The Difficulties of Digital Upskilling

Updated: Jul 27


Words by Cheyenne Eugene


The pandemic has accelerated a trend that was already gaining steam: digital transformation. Workplaces are changing and leaders must respond by upskilling their workforces, but what are the risks of digital upskilling, and how can leaders ensure they are building empowered and resilient teams?


A team are hiking through unfamiliar terrain. The map that they were given at the beginning of their journey no longer carries them to their destination. They are having to adjust to a new environment that they had little warning of; the team are feeling anxious and lost. What should they do?

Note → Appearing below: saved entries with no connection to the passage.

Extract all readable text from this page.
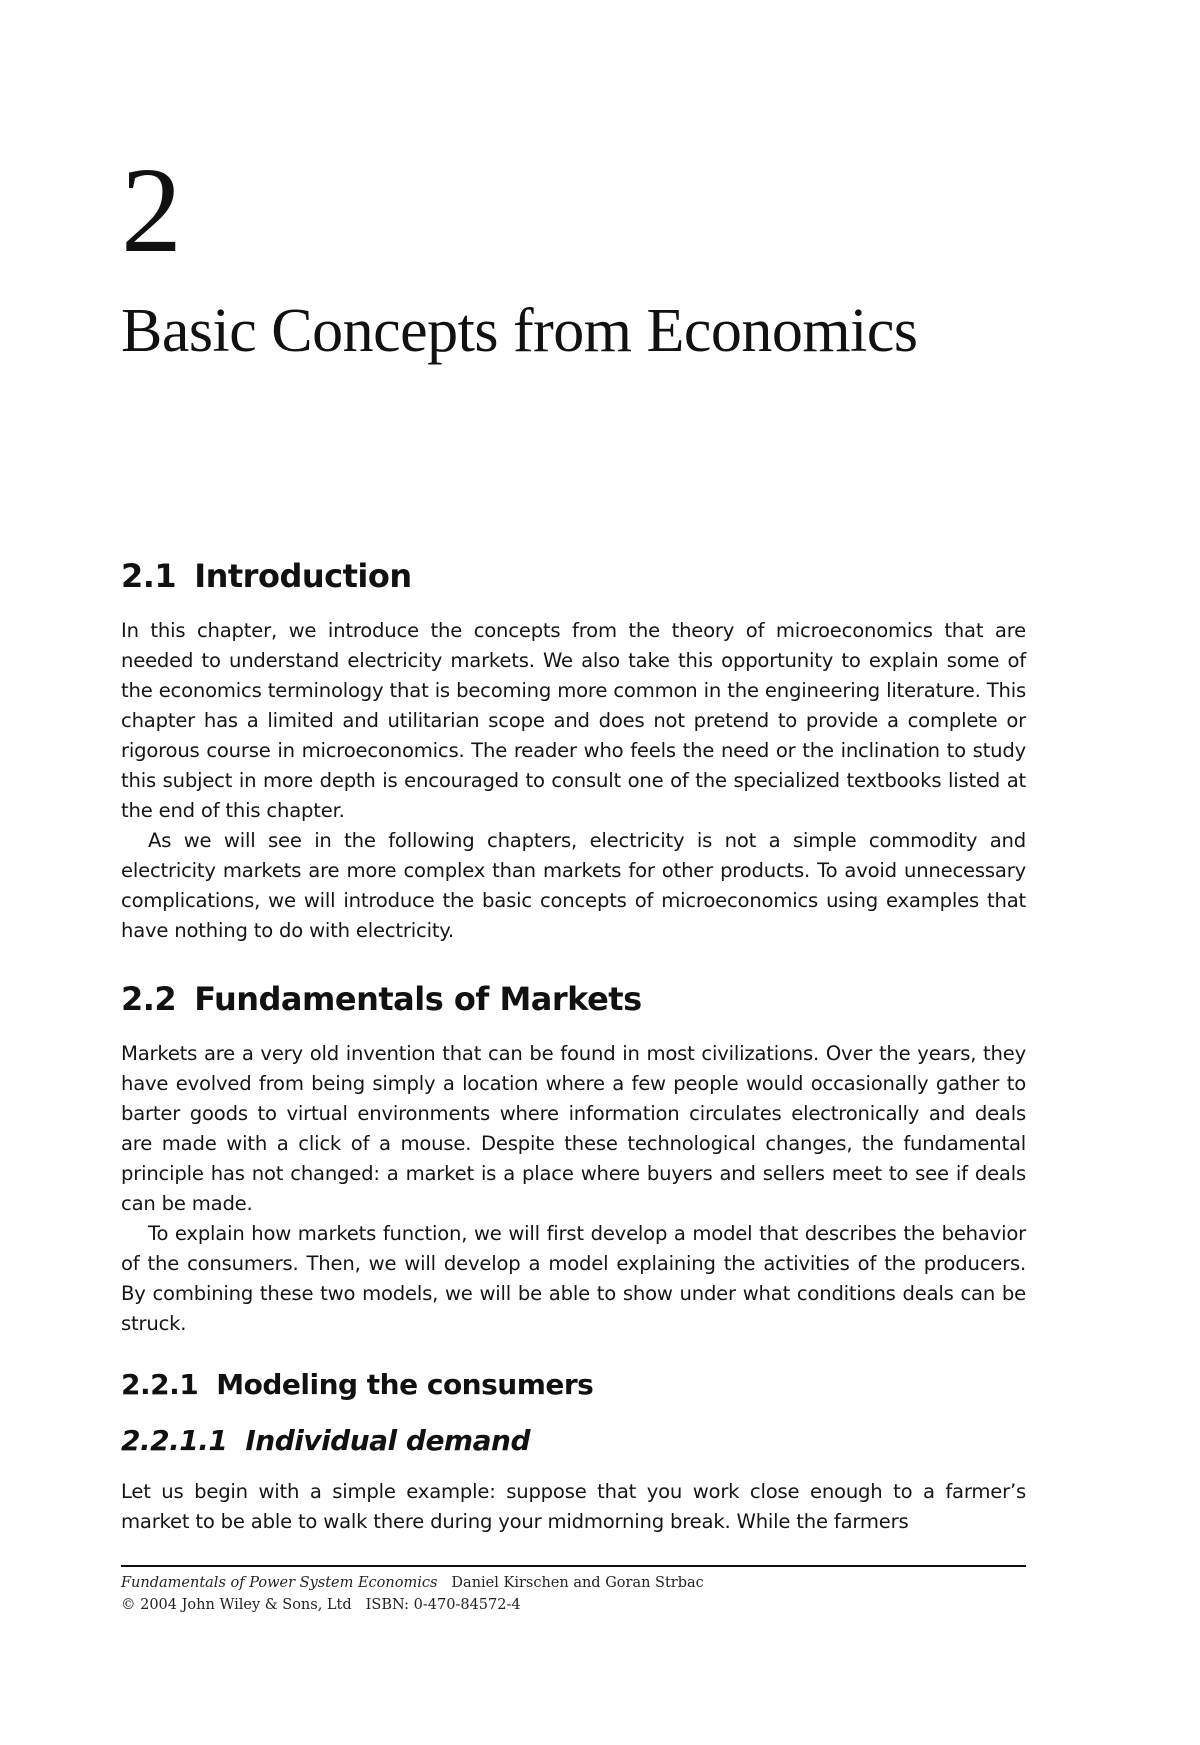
2
Basic Concepts from Economics
2.1 Introduction

In this chapter, we introduce the concepts from the theory of microeconomics that are needed to understand electricity markets. We also take this opportunity to explain some of the economics terminology that is becoming more common in the engineering literature. This chapter has a limited and utilitarian scope and does not pretend to provide a complete or rigorous course in microeconomics. The reader who feels the need or the inclination to study this subject in more depth is encouraged to consult one of the specialized textbooks listed at the end of this chapter.

As we will see in the following chapters, electricity is not a simple commodity and electricity markets are more complex than markets for other products. To avoid unnecessary complications, we will introduce the basic concepts of microeconomics using examples that have nothing to do with electricity.

2.2 Fundamentals of Markets

Markets are a very old invention that can be found in most civilizations. Over the years, they have evolved from being simply a location where a few people would occasionally gather to barter goods to virtual environments where information circulates electronically and deals are made with a click of a mouse. Despite these technological changes, the fundamental principle has not changed: a market is a place where buyers and sellers meet to see if deals can be made.

To explain how markets function, we will first develop a model that describes the behavior of the consumers. Then, we will develop a model explaining the activities of the producers. By combining these two models, we will be able to show under what conditions deals can be struck.

2.2.1 Modeling the consumers
2.2.1.1 Individual demand

Let us begin with a simple example: suppose that you work close enough to a farmer’s market to be able to walk there during your midmorning break. While the farmers

Fundamentals of Power System Economics Daniel Kirschen and Goran Strbac
© 2004 John Wiley & Sons, Ltd ISBN: 0-470-84572-4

The digital transformation we have witnessed over the past 18 months has conjured up similar feelings for teams in the pharmaceutical industry. For the most part, this transformation has given the industry a push in the right direction, acting as a catalyst for necessary change. Ruchin Kansal, former Senior Vice President and Head of Strategy, Digital Services, Siemens Healthineers, outlines three key areas that have been transformed: “Virtual clinical trials, digital promotion, and digital health;” going onto explain: “The pandemic necessitated investments in digital capabilities, which will now likely remain mainstream.” While this is undoubtedly positive, we must also consider the fall-out of rapid digital uptake; there is more to digital transformation than just a technological makeover.


Arpita Pani, Regional Digital and Multichannel Content Manager, EURISA, Abbott, tells us: “Digital transformation includes people, processes, and technologies working together to seamlessly create higher levels of business impact in the virtual world.” She continues: “Businesses who had not planned for the digital transformation as a critical business imperative suffered.” This is relevant not only to the technology itself, but to teams, particularly in terms of employee progression and wellbeing.


Addressing the drawbacks of digital transformation, Pani says: “Recent changes have stretched resources and affected employee morale.” While many companies have worked hard to upskill teams and keep people engaged and rewarded, there have been concerns around team and individual confidence. Kansal explains: “Digital transformation can make part of the workforce redundant, both from a skills and labour perspective. While we have not seen widespread redundancy, there are certainly a set of employees that are beginning to feel nervous.”


Recent changes have stretched resources and affected employee morale

It is paramount then that the industry ensures teams feel empowered rather than isolated when launching into a digital upskilling campaign. Speaking at the 2021 HBA European Leadership Summit, Lisa Banks, Vice President and Global Head of Digital Innovation, GSK, says: “It can be quite intimidating, we’re not all cured technologists.” Banks acknowledges that technology will touch all of us no matter what sphere we work in, so there is a need to understand the fundamentals and commit to developing ourselves, as well as our teams. She urges: “We need to remain relevant and not be fearful about where we’re perhaps lacking in our knowledge. As leaders, we have to be ready to demonstrate and encourage a ‘life-long learning’ mindset to those that we work with.”


Rather than completely turning its efforts to employing new, often younger, talent, it is important that the industry elevates its current workforce. Pani advises that organisations “appreciate the human capital who have been contributing to the success of the company and help them to manoeuvre through these uncertain times.” In practice, this means that organisations must give employees the opportunity to reskill, upskill, and participate in projects with greater learning opportunities. “The train has left the station,” Kansal says. “And the only way to get on it is to invest in building new skills.” Offering advice to employees who feel alienated by the digital transformation, he adds: “Find the area you feel most passionate about and go deep in building your skills in that area.”


While digital transformation is both overdue and crucial, companies need to ensure digital equity across their teams. Support from the executive level is vital, as is curiosity and a willingness to learn from employees. Industry-wide, the consensus is that we are already embarking on the path to a ‘new normal’. We must now erect signposts to ensure everyone is able to follow. Upskilling teams to navigate this unfamiliar terrain is an opportunity to empower the current workforce and place the map back in their hands.